Study discovers that mutations in a specific gene cause mitochondrial disease

For the first time, a research team from Monash University has discovered that mutations in a specific gene cause mitochondrial disease.

Study discovers that mutations in a specific gene cause mitochondrial disease
Mitochondria (yellow-green) around the cell nucleus (blue). Image Credit: Dr Matthew Eramo.

The discovery, led by Professor Mike Ryan of Monash University’s Biomedicine Discovery Institute and published in the journal PNAS, demonstrates that TMEM126A, a gene accountable for the loss of hearing and vision, produces a protein that aids in the formation of an essential energy generator in mitochondria.

Therefore, if this gene is faulty, it decreases mitochondrial activity and impairs energy production, shedding light on why mutations cause disease.

Mitochondria are vital structures found inside living cells that perform an important part in energy conversion. Their task is to process oxygen and absorb proteins and sugars from the food humans consume to provide the energy needed by the body to work properly. Mitochondria provide 90% of the energy required by the body to survive.

Mitochondrial disease is a hereditary, chronic illness that can manifest at birth or develop later in life as mitochondria struggle to provide enough energy for the body to function properly.

Because of the high energy needs to transmit information to the brain, the cells of the optic nerve and inner ear are especially sensitive to mitochondrial defects, although mitochondrial disorders can affect virtually any part of the body.

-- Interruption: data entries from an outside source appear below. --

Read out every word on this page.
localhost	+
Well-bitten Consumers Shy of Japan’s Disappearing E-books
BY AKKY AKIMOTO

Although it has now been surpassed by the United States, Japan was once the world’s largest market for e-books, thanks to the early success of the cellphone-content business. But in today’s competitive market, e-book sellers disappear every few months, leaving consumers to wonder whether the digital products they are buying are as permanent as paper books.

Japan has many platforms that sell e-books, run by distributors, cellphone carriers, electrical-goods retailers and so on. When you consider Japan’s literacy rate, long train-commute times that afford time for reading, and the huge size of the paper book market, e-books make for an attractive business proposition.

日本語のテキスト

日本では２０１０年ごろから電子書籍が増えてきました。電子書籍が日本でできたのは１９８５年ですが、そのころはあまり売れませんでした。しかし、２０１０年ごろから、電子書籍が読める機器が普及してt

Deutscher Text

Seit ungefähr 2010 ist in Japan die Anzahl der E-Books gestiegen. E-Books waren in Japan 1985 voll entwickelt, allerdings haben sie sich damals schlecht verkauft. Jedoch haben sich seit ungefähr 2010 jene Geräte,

The researchers discovered that TMEM126A loss leads to an isolated complex I deficiency—a prevalent type of mitochondrial disease in which an essential enzyme named complex I is diminished—and that the TMEM126A protein attaches to a variety of complex I subunits and additional proteins that help create the enzyme, called assembly factors.

Now we know that TMEM126A is important in helping to build this protein needed to provide energy for the mitochondria organelles, we can look at future therapies that can perhaps bypass TMEM126A function and find other ways to help cells make energy.”

Mike Ryan, Professor, Biomedicine Discovery Institute, Monash University

Dr. Luke Formosa, who is the first author of the study, concluded: “Now that we know what TMEM126A does in mitochondria, we can start to investigate treatments that might work for individuals with mutations in this gene, which could lead to a less severe loss of vision and hearing.”

Source:
Journal reference:

Formosa, L. E., et al. (2021) Optic atrophy–associated TMEM126A is an assembly factor for the ND4-module of mitochondrial complex I. PNAS. doi.org/10.1073/pnas.2019665118.